# Suki - Color change?



## PomPom (Aug 8, 2008)

Well i clipped Suki, i kinda regret it, it didnt come out as i imagined it would, when it grows again she is deffo going to a groomer, lol

But her color is so so different to how it was before i clipped her, what color would you say she was now? i think in a few months you might not even see the phantom markings.. 

But i dont mind i still think she is gorgeous.

Before so much better with longer hair 









After





























Thanks for looking, sorry about the picture quality of the recent pics

x


----------



## PomPom (Aug 8, 2008)

Heres just a shot of her back


----------



## *heather* (Jul 30, 2009)

I think she still looks beautiful! Her color is so unique you really can't go wrong!  Are you worried she'll fade out to a more solid color? Her back does look a lot lighter doesn't it.... the more I learn about Spoo's the more I'm finding that color is a big guessing game!! No one really knows! lol


----------



## BFF (Jun 10, 2009)

I think she looks beautiful. I think you are disappointed because she looks different than you are used to seeing her. It also looks like you did a great job grooming her too. I love her color. She looks shimmery.


----------



## Fluffyspoos (Aug 11, 2009)

I bet her phantom markings will lighten up too, so you'll still have markings, just maybe a more apricot and cream when she's older? That's my guess, poodle are so unpredictable sometimes!


----------



## spoospirit (Mar 10, 2009)

_Well, she certainly does look different but she is still very beautiful.
_


----------



## thestars (May 2, 2009)

Suki is still sweet looking!!


----------



## WonderPup (Oct 26, 2008)

i Think she looks lovely and BFF is right, you are just a little shocked at how different the color is. 

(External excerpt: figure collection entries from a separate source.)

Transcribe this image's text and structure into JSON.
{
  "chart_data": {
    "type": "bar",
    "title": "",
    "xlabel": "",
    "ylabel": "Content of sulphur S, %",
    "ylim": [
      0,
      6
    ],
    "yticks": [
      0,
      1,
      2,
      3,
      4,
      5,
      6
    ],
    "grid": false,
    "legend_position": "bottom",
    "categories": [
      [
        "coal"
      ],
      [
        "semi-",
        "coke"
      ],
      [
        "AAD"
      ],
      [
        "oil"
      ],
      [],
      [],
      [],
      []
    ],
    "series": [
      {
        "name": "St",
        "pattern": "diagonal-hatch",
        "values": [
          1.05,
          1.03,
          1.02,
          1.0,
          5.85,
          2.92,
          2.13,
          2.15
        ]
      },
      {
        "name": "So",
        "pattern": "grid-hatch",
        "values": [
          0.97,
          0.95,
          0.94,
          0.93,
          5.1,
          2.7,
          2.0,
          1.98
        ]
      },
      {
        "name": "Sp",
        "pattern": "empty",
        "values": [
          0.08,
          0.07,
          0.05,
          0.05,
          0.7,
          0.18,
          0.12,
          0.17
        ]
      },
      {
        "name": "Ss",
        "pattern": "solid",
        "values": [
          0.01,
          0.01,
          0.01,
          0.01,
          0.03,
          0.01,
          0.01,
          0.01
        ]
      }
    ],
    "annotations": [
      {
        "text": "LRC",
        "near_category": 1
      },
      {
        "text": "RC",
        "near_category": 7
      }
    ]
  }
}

You sound like me when I clipped Saleen shorter the first time. She was almost black on her body and then the hair closer to her skin was a much lighter silver. I cried. LoL. It was a little shocking. Not only was her adorable puppy fuzz gone but she was a different color. I wasn't expecting such a drastic change I suppose.


----------



## Purple Poodle (May 5, 2008)

I would say she is a Silver Beige Phantom & will most likely get lighter. I think she looks adorable and you did a pretty good job!


----------



## MericoX (Apr 19, 2009)

My guess she will clear like silvers do, and be that light color once she's older. You can kinda tell in some pics how the darker "red" is on the ends of the hair and not at the base.


----------



## PomPom (Aug 8, 2008)

Thanks everyone, i think its amazing how much her color is changing,  cant wait to see how she will end up


----------



## taxtell (Sep 17, 2009)

I like the way it looks like she has a 'widow's peak'.


----------